You know, I was a young child when I remember telling a family friend that I wanted to go to university and become a doctor or work in a field where I could help others in their time of need. But I just wasn’t sure if there was something else other than medicine that I could study when I hoped to one day make it to university.
Sharing my story has given me plenty of opportunities to be able to speak on different platforms, to share and raise awareness for better mental health in the community by giving a presentation and speaking at events. It’s important that we keep the conversation going about mental health and suicide. Nothing will change if we don’t start by talking about mental health and suicide prevention.
I do what I do for others because I was once the individual who was admitted to the psychiatry department at the local hospital who had no friends and family visiting me during my admissions, and so I am aware and know how lonely it can be whilst being an inpatient for mental health treatment. Regarding the individuals who I've been visiting in their hospital admission, I did not want them to feel the way that I was feeling during my own admissions. I want these individuals, these survivors to know that no matter how hard and difficult recovery may seem, they shouldn’t need to give up but instead, they should persist because as the saying goes, ‘God gives his toughest battles to his strongest soldiers.’
I encourage everyone to reach out when support is needed. There is no shame in telling your story. Telling your story could be part of someone else’s survival guide. For me, I had to climb and jump over obstacles to seek help for my mental health before I took the step and decided that I was ready to speak out and share my story.
Trauma does not discriminate. Your trauma and mental health should not be the reason to stop you from speaking out but rather, your trauma and lived experience of mental illnesses could be used as a way of speaking out and spreading hope in the community.
One way I've been able to cope is by seeking out therapeutic help and support from trustworthy professionals and doing my own self–care that involves speaking to a friend, going for a walk/run/jog, reading, watching a movie, writing/journalling… the list goes on!
To all my fellow survivors who have lived experience, including those in recovery, I see you, hear you, believe you, and I want to tell you that you are more than your illness.
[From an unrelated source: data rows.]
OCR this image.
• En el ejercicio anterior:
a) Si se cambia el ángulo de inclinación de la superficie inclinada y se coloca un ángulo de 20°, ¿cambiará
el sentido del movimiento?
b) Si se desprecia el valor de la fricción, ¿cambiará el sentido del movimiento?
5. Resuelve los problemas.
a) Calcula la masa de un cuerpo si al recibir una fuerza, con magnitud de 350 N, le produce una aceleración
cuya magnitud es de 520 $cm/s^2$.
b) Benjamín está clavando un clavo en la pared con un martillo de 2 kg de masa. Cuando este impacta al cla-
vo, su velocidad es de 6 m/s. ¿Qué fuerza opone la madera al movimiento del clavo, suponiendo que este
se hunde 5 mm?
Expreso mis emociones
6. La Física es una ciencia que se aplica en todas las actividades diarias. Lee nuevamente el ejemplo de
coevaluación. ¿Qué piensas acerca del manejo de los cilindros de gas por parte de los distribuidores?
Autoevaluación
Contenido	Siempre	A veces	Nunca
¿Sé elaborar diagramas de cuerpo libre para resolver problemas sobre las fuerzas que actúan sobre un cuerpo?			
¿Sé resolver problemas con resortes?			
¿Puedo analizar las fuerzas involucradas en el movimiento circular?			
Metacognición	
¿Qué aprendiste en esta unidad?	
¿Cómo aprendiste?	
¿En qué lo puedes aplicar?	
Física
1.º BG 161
You are human. A survivor.
As a survivor (and advocate), I stand with all survivors of suicide, men, women, those in the culturally and linguistically diverse and LGBTQIA+ communities as well as other marginalised communities. Your mental health matters and choosing to speak out about your mental health is very brave.
For me, I do not and will not ever regret speaking out. As I said, it’s always one step at a time. That’s all that matters. Do not forget that.